I don’t know much about the Catholic church. I’m lucky enough to have been raised by parents who weren’t religious, so I am a vacuum where religion is concerned. It is not in me. I don’t have good feelings about it, I don’t have bad feeling about it. I’m sure the church does good things and I assume that is what keeps people loyal to it, and that they stick with it with only the best intentions. I don’t judge anyone who’s a part of it. But from what I gather, even the church would admit that there have been some problems with their organization, including but definitely not limited to rampant, institutionalized kid-fucking.

You’d think that would be enough to keep a little distance. The scar tissue still has some scab on it. But after a lifetime of popes who couldn’t stand up and wave without shaking or falling over, Francis appears as young and vigorous as a Jan-Michael Vincent by comparison. He stammers out a couple of platitudes about things that have long been face-slappingly obvious to everyone who didn’t stand to lose a fortune by acting on them, and suddenly we’re — literally, like literally literally — rolling out the red carpet for him. I dunno guys, this seems a little sudden!

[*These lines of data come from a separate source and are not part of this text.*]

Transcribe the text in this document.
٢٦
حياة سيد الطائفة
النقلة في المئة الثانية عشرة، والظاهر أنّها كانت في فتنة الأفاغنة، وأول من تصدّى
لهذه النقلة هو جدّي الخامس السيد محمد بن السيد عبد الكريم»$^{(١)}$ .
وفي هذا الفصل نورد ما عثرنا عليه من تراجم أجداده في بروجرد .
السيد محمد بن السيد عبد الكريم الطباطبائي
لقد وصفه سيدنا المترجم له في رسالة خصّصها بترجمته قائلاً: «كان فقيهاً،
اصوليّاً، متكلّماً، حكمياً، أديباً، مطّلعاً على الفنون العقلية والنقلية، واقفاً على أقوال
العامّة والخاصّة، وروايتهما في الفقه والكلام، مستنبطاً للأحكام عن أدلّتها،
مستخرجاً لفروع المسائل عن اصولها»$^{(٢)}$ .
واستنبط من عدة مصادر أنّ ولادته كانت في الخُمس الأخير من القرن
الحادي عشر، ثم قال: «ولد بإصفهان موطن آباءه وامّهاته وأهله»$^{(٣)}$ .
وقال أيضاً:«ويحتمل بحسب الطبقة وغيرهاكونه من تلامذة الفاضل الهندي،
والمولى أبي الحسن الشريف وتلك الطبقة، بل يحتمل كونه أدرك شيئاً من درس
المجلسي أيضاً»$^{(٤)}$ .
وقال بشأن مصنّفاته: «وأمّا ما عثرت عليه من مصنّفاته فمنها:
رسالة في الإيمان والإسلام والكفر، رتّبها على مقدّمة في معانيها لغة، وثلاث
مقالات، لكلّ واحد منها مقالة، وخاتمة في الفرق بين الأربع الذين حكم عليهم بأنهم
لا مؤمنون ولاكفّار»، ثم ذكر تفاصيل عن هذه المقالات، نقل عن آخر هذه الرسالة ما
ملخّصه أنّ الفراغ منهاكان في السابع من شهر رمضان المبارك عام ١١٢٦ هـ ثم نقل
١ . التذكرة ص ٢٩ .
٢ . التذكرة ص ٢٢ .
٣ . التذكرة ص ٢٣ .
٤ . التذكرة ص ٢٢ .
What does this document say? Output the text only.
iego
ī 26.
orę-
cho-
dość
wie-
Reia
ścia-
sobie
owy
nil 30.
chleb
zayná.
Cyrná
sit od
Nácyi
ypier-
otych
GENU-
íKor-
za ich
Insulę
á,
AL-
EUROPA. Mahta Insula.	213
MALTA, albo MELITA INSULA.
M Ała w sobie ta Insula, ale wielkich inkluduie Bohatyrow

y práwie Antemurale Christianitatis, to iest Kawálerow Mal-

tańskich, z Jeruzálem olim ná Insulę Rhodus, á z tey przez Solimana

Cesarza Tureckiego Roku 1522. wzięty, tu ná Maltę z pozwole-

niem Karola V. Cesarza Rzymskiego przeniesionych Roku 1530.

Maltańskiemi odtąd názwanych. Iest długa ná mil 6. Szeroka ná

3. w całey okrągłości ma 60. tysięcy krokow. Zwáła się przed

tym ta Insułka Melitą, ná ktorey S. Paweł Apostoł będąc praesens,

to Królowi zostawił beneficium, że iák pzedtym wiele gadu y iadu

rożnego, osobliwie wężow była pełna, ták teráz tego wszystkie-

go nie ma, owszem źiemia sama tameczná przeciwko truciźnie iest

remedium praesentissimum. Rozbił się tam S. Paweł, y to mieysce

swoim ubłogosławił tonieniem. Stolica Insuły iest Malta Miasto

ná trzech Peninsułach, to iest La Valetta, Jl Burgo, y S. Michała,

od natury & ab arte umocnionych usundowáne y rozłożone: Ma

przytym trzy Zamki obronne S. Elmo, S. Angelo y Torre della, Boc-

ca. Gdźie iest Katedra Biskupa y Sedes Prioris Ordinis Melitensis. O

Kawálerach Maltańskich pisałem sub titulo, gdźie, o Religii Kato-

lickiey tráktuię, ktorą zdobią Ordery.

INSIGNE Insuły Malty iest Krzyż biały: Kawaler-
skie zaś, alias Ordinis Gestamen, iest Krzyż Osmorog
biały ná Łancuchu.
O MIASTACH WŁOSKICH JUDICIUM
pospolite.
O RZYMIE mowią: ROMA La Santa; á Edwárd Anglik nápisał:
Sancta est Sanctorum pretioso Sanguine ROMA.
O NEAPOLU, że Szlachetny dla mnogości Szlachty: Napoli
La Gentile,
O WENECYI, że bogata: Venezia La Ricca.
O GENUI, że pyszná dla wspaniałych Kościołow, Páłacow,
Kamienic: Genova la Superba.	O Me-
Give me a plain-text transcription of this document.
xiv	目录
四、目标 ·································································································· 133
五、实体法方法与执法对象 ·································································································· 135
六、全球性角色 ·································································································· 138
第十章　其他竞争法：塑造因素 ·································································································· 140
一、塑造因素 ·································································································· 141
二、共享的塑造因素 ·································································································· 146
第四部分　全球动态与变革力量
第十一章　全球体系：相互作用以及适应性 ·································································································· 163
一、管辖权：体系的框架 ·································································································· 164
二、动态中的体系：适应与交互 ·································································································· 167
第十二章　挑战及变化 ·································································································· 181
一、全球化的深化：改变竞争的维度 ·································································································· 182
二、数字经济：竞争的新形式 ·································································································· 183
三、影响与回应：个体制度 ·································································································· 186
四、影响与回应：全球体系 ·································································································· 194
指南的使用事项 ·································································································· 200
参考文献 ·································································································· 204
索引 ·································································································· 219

It’s nothing personal. I don’t have anything against Pope Francis. He seems terrific, and he’s clearly the best pope of my lifetime. But popes — all popes — live in a bejeweled, gold-plated building that makes Trump Tower look like a desert gas station. And Francis won’t always be the pope. There will be more popes, and who knows how they will feel about global warming, gay marriage, or poverty? The pope before Francis WAS AN EX-NAZI. This is an organization that makes mistakes, is what I’m saying. Their people wear weird robes. They announce their elections via smoke signal. Maybe we could keep a little more of a dignified distance from this outfit?

Volkswagen found itself in some trouble this week when it was revealed that the automaker had rigged its cars to sense when they were being smog-tested, and adjust their carbon output to pass the test.

Since 2009, Volkswagen had been installing elaborate software in 482,000 “clean diesel” vehicles sold in the US, so that the cars’ pollution controls only worked when being tested for emissions. The rest of the time, the vehicles could freely spew hazardous, smog-forming compounds.

Suffice to say, regulators were livid once they caught on. Last Friday, the Environmental Protection Agency announced that Volkswagen had very flagrantly violated the Clean Air Act. Not only did the EPA order the German firm to fix the affected vehicles — which include diesel TDI versions of the Golf, Jetta, Beetle, and Passat — but the agency could end up levying fines as high as $18 billion. The Department of Justice is also contemplating criminal charges.

Regulators didn’t notice this ruse for years. The problem was only uncovered by an independent group, the International Council on Clean Transportation, which wanted to investigate why there was such a discrepancy between laboratory tests and real-road performance for several of VW’s diesel cars in Europe. So they worked with researchers at West Virginia University, who stuck a probe up the exhaust pipe of VW’s clean diesel cars and drove them from San Diego to Seattle.

What the researchers found was shocking. On the road, VW’s Jetta was emitting 15 to 35 times as much nitrogen oxide as the allowable limit. The VW Passat was emitting 5 to 20 times as much. These cars were emitting much more pollution than they had in the labs.

This, clearly, is bad. And it’s clearly not the act of a rogue executive. This is something that a lot of people in the organization were involved in, with knowledge of the situation going from the bottom to the very top and still allowed to continue. Volkswagen’s stock is plummeting, and the resale value of their vehicles is zero. They have fired their CEO, but experts are doubtful that any replacement can repair the damage to public trust in their brand.

Francis is a great new CEO, I like the direction he’s taking the company, but let’s not forget it used to do business with the Nazis.